VIAVI Solutions Inc. announced on August 14, 2025, that it entered into privately negotiated exchange and/or subscription agreements for $250 million aggregate principal amount of its 0.625% Senior Convertible Notes due 2031. These transactions, expected to close around August 20, 2025, involve issuing approximately $100.9 million principal amount of new notes in exchange for $97.5 million principal amount of outstanding 1.625% Senior Convertible Notes due 2026, and approximately $149.1 million principal amount of new notes for cash.
Following the closing of the exchange transactions, approximately $152.5 million in aggregate principal amount of the 2026 Notes will remain outstanding with unchanged terms. VIAVI will not receive any cash proceeds from the exchange transactions, as it will receive and cancel the exchanged 2026 Notes. The estimated gross cash proceeds from the subscription transactions, approximately $149.1 million, are expected to be used to repay a portion of the 2026 Notes due upon maturity.

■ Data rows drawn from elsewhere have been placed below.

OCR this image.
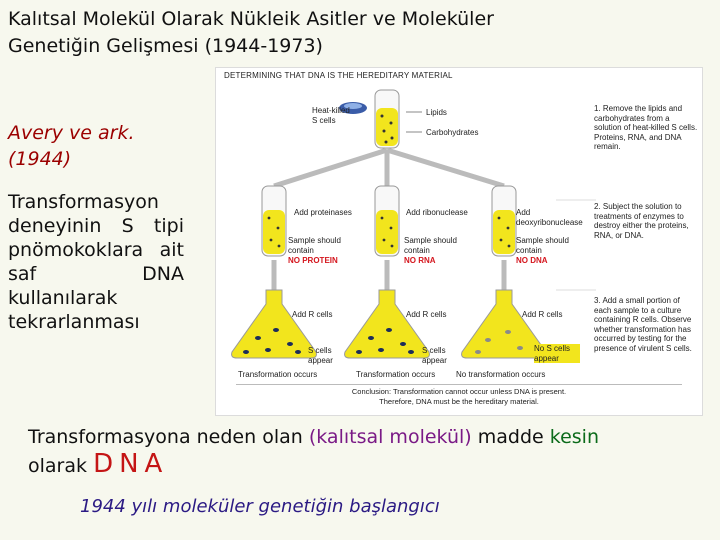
Kalıtsal Molekül Olarak Nükleik Asitler ve Moleküler
Genetiğin Gelişmesi (1944-1973)
Avery ve ark. (1944)
Transformasyon deneyinin S tipi pnömokoklara ait saf DNA kullanılarak tekrarlanması
DETERMINING THAT DNA IS THE HEREDITARY MATERIAL
Heat-killed S cells
Lipids
Carbohydrates
1. Remove the lipids and carbohydrates from a solution of heat-killed S cells. Proteins, RNA, and DNA remain.
2. Subject the solution to treatments of enzymes to destroy either the proteins, RNA, or DNA.
3. Add a small portion of each sample to a culture containing R cells. Observe whether transformation has occurred by testing for the presence of virulent S cells.
Add proteinases	Add ribonuclease	Add deoxyribonuclease
Sample should contain
NO PROTEIN
Sample should contain
NO RNA
Sample should contain
NO DNA
Add R cells	Add R cells	Add R cells
S cells appear
S cells appear
No S cells appear
Transformation occurs	Transformation occurs	No transformation occurs
Conclusion: Transformation cannot occur unless DNA is present.
Therefore, DNA must be the hereditary material.
Transformasyona neden olan (kalıtsal molekül) madde kesin
olarak DNA
1944 yılı moleküler genetiğin başlangıcı
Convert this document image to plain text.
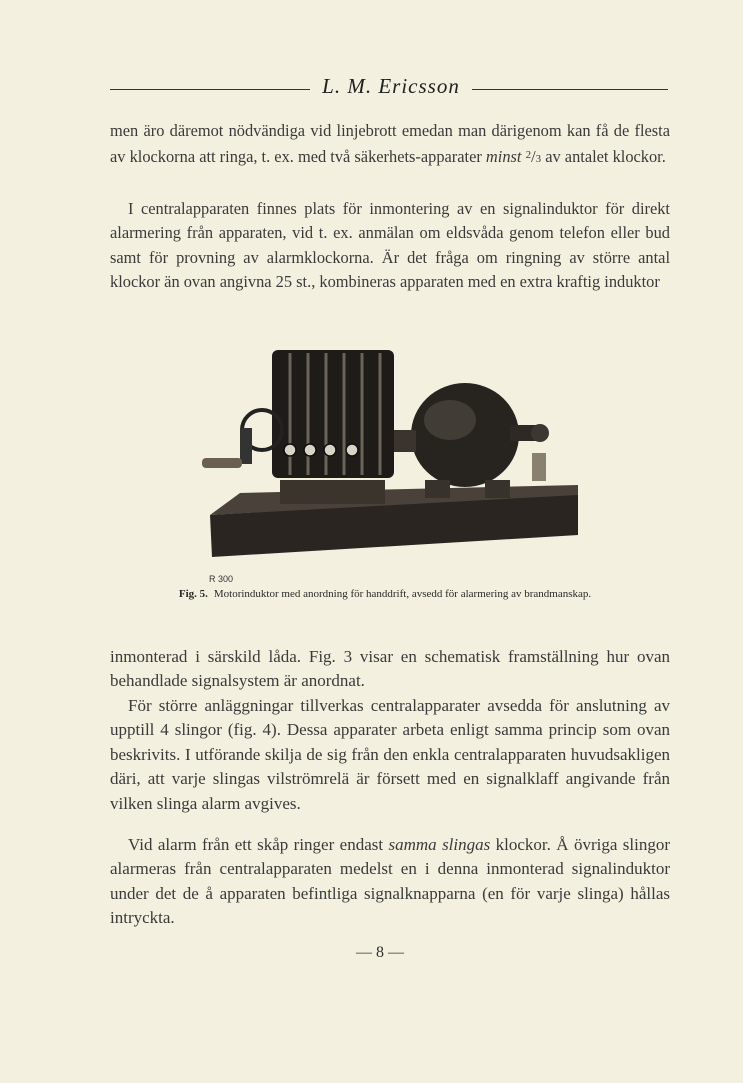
L. M. Ericsson

men äro däremot nödvändiga vid linjebrott emedan man därigenom kan få de flesta av klockorna att ringa, t. ex. med två säkerhets-apparater minst $^2$/3 av antalet klockor.

I centralapparaten finnes plats för inmontering av en signalinduktor för direkt alarmering från apparaten, vid t. ex. anmälan om eldsvåda genom telefon eller bud samt för provning av alarmklockorna. Är det fråga om ringning av större antal klockor än ovan angivna 25 st., kombineras apparaten med en extra kraftig induktor

R 300
Fig. 5. Motorinduktor med anordning för handdrift, avsedd för alarmering av brandmanskap.

inmonterad i särskild låda. Fig. 3 visar en schematisk framställning hur ovan behandlade signalsystem är anordnat.

För större anläggningar tillverkas centralapparater avsedda för anslutning av upptill 4 slingor (fig. 4). Dessa apparater arbeta enligt samma princip som ovan beskrivits. I utförande skilja de sig från den enkla centralapparaten huvudsakligen däri, att varje slingas vilströmrelä är försett med en signalklaff angivande från vilken slinga alarm avgives.

Vid alarm från ett skåp ringer endast samma slingas klockor. Å övriga slingor alarmeras från centralapparaten medelst en i denna inmonterad signalinduktor under det de å apparaten befintliga signalknapparna (en för varje slinga) hållas intryckta.

— 8 —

In connection with the issuance of the new notes, VIAVI expects to repurchase approximately $30 million of shares of its common stock under a previously announced board authorization for share repurchases. These repurchases will be conducted using cash on hand in privately negotiated transactions from certain purchasers of the new notes at a price of $11.03 per share. This financing move aims to manage debt maturities and return value to shareholders.